Apex Magazine #53, October 2013
Reviewed by Matthew Nadelhaft
I feel like I should demand combat pay for reviewing this month’s issue of Apex Magazine, with its powerfully disturbing stories of pain and loss. But not everyone reads for the sake of light entertainment. Some of us like being troubled, being saddened by the fiction we read, and I’m generally one of those people. Stories that disturb and provoke often appeal to me, but they need to meet the same criteria of quality as any other story, of course. A raw emotional reaction may be an achievement, it may add to our appreciation of art, but it isn’t necessarily art in itself.
“Becca at the End of the World,” by Shira Lipkin, certainly has the makings of an intense and disturbing experience. It is told from the point of view of a mother watching her 16-year-old daughter, Becca, turn into a zombie. It is Becca’s wish that her mother record the transformation on film – and then kill her once she is no longer human. You can see from the start that this isn’t going to end well. The details of the zombie apocalypse are skipped over to concentrate on the immediate, personal horror of the situation, a focus I applaud. My main gripe, really, is that the story was too short – I didn’t become attached enough to the characters to be as moved as I would have liked. Then again, if I had loved these characters, perhaps the story would have been too overwhelming. As it is, it’s the thought of the situation, more than the ending of the story itself, that makes me grimace.
Damien Angelica Walters’ “Grey in the Gauge of His Storm” is a story about an abused woman. There is a fascinating metaphor in play here, whereby the unnamed protagonist is literally tearing inside as a result of the abuse she suffers from her partner. The lacy, fragile fabric that holds her together is disintegrating under his violent hands and, each time he tears her further, he stitches her up with the rough burlap from his own body. She thinks he is making her stronger, but in reality he is making her into an extension of himself, a possession. Her insistence that she loves him, that everything he does is for her benefit, is an insidious aspect of the abuse. He has made her into an accomplice in his crime; his psychological abuse transforms her mind into an instrument of his just as his physical abuse is remaking her body into an appendage – an object – of his own. Her physical disintegration, to be replaced by the stuff of her abuser’s body, is a powerful analogue for the process by which his power subverts – and substitutes for – her ability to think. This story is impossible to define, but leads me to think about Samuel Delany’s definition of science fiction as the genre that forces you to interpret language in such a way that the statements “her world exploded” or “she turned on her left side” have multiple possible meanings. In Walters’ story, the phrase “he was tearing her apart” becomes a reality in a way it could not in a piece of realistic fiction, and for this possibility we must be thankful to the genre.
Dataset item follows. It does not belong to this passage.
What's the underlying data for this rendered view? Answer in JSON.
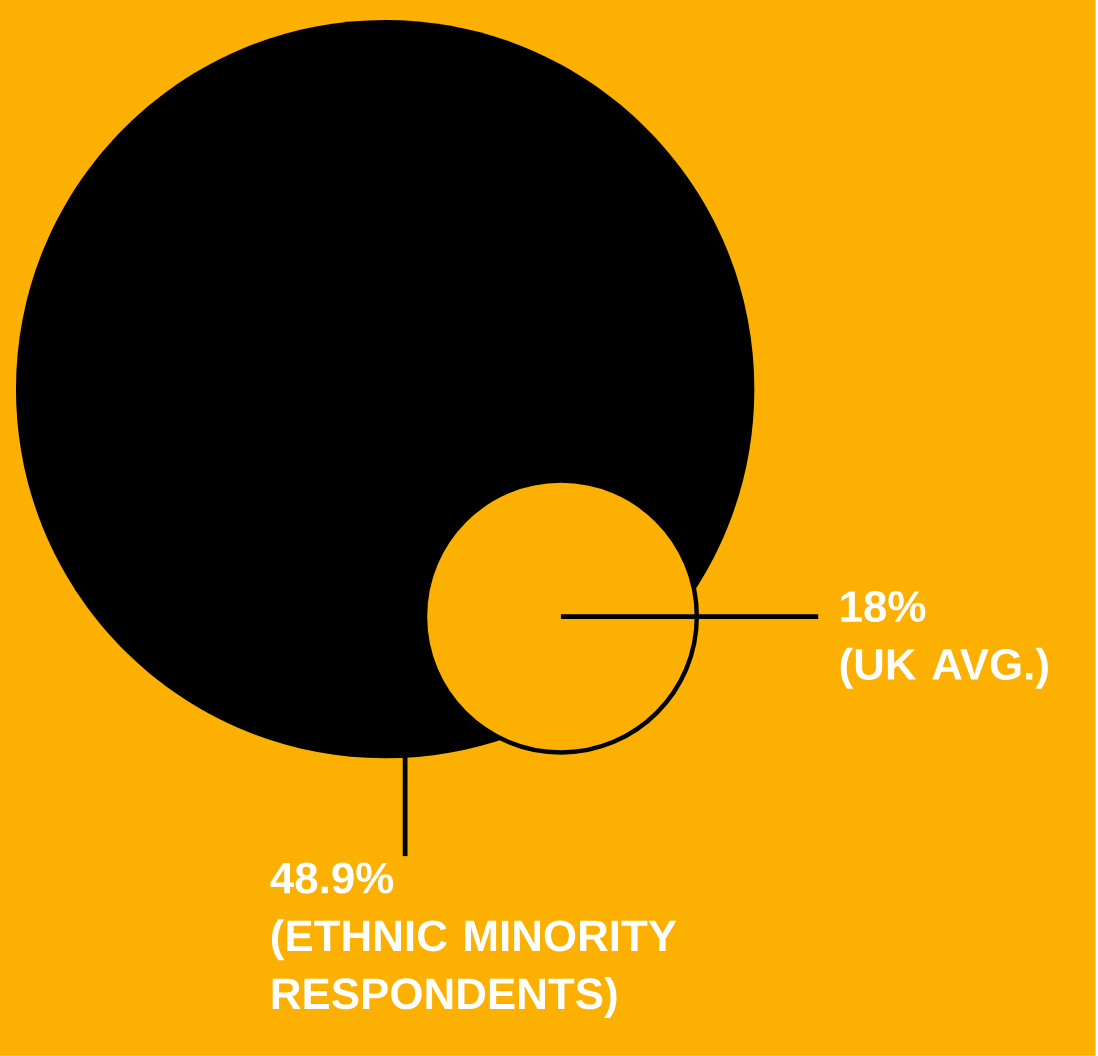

This is not an easy story to read, or to think about, but it is one that deserves attention.
The final original story in this month’s Apex, “An Assault of Color” by Mari Ness, somewhat lets down the side. It’s a fantasy story, a genre I’m not really a big fan of, but I have to admit, if I had encountered this story in a publication devoted exclusive to fantasy literature, I would be singing its praises. It only suffers here because it lacks the emotional punch of the preceding two stories. As an opener it might have been ideal. Ness tells the story of a woman who paints spells: her artworks contain the magical effects paid for by her clients. Her latest client, a terrifying creature whose distorted appearance causes pain in the viewer – causes, in fact, disruptions in reality – is paying to be cursed. The heart of this story is a meditation on beauty: what it is and if it is always beneficial or if it too could be considered a curse. There is much ambiguity to this story – nothing is said or explained; everything comes through by inference. Normally, I like that, but in this case I would have preferred slightly less elliptical storytelling. The theme of this story, though, reinforces its position at the conclusion of the publication, overseeing and ruminating over two stories combining beauty and pain to an extraordinary degree.